Department of Computational and Data Sciences
Department Seminar


Speaker :Mr. Rahul, PhD student at Stanford’s NeuroAILab,
Title :”Counterfactual World Modeling – A framework for constructing vision foundation models.”
Date & Time : December 23, 2024, 11:00 AM
Venue : # 102, CDS Seminar Hall


ABSTRACT
Foundation models of natural language have shown how large pre-trained neural networks can provide solutions to a wide range of tasks. However, in machine vision, most leading approaches employ different architectures for different tasks, trained on costly task-specific labeled datasets. In this talk, I will introduce Counterfactual World Modeling (CWM), a framework for constructing a visual foundation model: a unified, unsupervised network that can be prompted to perform a wide variety of visual computations. CWM has two key components that resolve the core issues that have hindered the application of the foundation model concept to vision. The first is structured masking, a generalization of masked prediction methods that encourages a prediction model to capture the low-dimensional structure in visual data. Specifically, we can sample a patch-level prompt, to meaningfully control scene dynamics. This in turn enables CWM’s second main idea – the observation that many apparently distinct visual representations can be computed, in a zero-shot manner, by comparing the prediction model’s output on real inputs versus slightly modified (“counterfactual”) inputs. This talk will describe how CWM enables the extraction of low and mid-level vision structures such as optical flow, keypoints, and object segments under a unified architecture. Further, I’ll demonstrate that patch-level prompting also enables sophisticated image editing capabilities which has previously been challenging to do even with task-specific models. Finally, I will also discuss how the CWM framework can be bootstrapped to extract increasingly powerful vision structures – paving the way for real-world robotics applications, where robust task-general perception still remains a bottleneck.
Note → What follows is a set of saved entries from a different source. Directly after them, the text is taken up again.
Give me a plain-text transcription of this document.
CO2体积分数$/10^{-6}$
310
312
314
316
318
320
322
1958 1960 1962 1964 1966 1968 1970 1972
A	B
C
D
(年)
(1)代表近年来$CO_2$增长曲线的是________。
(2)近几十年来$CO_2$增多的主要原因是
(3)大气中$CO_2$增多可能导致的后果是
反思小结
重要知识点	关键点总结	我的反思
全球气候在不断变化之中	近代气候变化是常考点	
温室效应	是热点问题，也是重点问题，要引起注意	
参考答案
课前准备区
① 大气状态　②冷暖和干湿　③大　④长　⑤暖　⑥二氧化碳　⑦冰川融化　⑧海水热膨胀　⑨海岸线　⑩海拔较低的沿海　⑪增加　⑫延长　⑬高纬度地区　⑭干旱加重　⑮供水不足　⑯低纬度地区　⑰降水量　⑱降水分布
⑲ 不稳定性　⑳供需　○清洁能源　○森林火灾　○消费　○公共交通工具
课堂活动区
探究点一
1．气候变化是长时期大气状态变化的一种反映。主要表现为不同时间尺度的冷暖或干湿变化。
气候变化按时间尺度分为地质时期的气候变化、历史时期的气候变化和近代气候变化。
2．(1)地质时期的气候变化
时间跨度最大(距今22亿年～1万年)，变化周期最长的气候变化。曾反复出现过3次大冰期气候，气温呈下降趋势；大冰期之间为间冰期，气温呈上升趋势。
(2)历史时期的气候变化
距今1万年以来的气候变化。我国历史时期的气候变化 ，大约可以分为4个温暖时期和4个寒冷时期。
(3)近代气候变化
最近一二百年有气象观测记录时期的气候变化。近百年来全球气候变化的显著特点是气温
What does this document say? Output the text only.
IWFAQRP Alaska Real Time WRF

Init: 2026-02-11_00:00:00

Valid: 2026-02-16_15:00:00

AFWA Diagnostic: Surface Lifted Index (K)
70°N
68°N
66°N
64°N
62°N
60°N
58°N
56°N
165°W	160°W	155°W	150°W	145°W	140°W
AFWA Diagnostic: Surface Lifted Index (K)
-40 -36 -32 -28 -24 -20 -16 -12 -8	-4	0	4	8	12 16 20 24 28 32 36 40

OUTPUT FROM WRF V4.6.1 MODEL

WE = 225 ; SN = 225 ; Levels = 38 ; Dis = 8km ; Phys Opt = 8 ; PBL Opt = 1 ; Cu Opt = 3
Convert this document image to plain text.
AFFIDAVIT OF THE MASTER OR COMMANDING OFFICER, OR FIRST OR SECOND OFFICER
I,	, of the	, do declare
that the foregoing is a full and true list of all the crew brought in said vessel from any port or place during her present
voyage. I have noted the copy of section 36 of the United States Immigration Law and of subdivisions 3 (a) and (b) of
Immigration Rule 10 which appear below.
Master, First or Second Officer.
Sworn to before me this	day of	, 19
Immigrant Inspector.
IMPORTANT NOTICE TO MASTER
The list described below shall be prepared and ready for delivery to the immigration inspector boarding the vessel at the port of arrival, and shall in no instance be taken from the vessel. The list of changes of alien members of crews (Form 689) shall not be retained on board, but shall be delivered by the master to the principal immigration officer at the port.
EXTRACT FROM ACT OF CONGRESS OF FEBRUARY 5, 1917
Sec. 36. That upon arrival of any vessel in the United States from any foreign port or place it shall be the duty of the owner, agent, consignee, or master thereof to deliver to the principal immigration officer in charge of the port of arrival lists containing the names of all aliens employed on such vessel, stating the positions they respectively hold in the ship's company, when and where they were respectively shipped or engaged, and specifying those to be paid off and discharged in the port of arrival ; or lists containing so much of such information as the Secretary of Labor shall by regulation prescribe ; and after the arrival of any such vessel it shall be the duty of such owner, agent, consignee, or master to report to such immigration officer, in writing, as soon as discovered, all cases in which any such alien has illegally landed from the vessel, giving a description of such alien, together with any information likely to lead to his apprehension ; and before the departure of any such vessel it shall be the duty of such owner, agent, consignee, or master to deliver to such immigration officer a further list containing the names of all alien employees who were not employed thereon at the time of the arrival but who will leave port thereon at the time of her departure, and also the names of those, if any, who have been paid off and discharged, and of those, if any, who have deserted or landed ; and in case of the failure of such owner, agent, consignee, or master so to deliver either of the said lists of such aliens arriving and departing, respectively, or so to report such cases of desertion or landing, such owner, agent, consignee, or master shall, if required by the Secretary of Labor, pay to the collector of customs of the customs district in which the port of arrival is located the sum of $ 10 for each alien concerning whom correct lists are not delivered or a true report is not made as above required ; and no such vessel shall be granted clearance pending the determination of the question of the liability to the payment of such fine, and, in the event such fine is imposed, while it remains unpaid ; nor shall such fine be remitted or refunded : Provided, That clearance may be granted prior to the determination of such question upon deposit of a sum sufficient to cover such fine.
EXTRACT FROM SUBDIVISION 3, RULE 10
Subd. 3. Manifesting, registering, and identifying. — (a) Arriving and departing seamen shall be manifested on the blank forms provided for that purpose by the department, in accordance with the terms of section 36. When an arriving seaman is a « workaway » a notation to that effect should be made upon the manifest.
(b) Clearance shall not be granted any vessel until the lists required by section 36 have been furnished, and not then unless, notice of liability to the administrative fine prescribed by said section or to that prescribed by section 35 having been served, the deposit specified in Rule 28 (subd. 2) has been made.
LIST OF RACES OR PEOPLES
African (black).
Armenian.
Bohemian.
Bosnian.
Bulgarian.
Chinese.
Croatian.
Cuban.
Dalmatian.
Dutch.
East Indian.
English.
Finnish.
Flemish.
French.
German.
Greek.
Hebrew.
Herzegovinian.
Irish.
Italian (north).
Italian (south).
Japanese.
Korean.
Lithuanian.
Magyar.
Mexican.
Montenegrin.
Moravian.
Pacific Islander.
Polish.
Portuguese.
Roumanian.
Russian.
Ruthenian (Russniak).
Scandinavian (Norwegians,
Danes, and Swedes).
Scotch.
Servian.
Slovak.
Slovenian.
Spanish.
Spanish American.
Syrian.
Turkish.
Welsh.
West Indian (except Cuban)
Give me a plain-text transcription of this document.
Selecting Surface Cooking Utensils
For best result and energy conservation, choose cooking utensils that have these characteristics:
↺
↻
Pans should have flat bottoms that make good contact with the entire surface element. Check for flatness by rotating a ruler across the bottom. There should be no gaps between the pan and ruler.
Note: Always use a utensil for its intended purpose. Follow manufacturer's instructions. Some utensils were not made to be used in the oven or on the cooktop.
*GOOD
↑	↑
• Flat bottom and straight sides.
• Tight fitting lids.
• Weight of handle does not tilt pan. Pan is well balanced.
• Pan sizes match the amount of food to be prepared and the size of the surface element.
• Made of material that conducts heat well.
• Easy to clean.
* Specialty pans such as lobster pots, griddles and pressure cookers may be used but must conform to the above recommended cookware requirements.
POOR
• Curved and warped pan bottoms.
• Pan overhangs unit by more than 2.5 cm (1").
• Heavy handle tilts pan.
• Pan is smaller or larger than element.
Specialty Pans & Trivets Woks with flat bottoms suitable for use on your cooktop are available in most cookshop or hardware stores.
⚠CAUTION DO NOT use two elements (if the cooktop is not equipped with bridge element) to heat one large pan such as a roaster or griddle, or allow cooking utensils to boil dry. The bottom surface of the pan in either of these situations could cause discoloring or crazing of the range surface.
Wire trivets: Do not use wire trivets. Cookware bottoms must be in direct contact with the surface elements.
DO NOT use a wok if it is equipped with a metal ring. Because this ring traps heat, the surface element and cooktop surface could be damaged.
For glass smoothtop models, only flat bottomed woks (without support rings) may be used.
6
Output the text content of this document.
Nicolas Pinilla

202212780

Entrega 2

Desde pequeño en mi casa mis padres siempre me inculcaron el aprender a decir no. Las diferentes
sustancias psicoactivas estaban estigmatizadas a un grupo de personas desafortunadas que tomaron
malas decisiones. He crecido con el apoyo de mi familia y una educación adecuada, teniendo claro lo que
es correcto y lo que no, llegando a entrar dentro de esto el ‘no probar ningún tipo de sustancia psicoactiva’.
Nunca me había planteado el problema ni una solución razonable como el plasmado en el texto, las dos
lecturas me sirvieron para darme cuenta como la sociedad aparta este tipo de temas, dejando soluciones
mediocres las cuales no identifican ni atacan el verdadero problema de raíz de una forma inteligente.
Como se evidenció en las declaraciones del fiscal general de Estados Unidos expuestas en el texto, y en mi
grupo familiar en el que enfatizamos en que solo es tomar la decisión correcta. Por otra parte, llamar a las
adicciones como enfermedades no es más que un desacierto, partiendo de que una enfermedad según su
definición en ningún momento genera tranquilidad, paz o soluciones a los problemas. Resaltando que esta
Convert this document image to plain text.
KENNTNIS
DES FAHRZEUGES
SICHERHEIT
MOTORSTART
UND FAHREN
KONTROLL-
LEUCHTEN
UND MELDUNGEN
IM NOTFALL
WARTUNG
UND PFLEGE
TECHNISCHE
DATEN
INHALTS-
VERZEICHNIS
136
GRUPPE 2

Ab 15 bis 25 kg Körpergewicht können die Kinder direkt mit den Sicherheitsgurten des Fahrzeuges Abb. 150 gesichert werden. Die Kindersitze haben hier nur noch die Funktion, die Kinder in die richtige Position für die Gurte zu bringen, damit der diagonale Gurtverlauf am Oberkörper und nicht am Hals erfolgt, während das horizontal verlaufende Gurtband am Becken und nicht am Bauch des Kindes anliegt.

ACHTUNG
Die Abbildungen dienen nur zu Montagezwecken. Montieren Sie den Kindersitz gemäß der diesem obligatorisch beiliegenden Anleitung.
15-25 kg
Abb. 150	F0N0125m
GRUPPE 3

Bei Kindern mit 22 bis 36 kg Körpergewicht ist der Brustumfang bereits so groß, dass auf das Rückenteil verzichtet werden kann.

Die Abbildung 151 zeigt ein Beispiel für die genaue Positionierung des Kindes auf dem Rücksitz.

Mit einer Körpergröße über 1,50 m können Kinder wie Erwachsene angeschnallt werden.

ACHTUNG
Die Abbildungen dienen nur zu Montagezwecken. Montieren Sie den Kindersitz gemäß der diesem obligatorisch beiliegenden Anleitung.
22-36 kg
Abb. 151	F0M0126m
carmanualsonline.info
BIO: Rahul is a fourth-year CS PhD student at Stanford’s NeuroAILab, where he is advised by Prof. Dan Yamins. His research explores the mechanisms that enable the interpretation of physical dynamics from visual imagery, both in humans and machines. He holds a Master’s in Computer Vision from CMU, where he worked on 3D shape modeling. Prior to that, he was a research assistant at the Vision and AI Lab at the Indian Institute of Science, focusing on human and object pose estimation as well as domain adaptation.

Host Faculty: Prof. Venkatesh Babu


ALL ARE WELCOME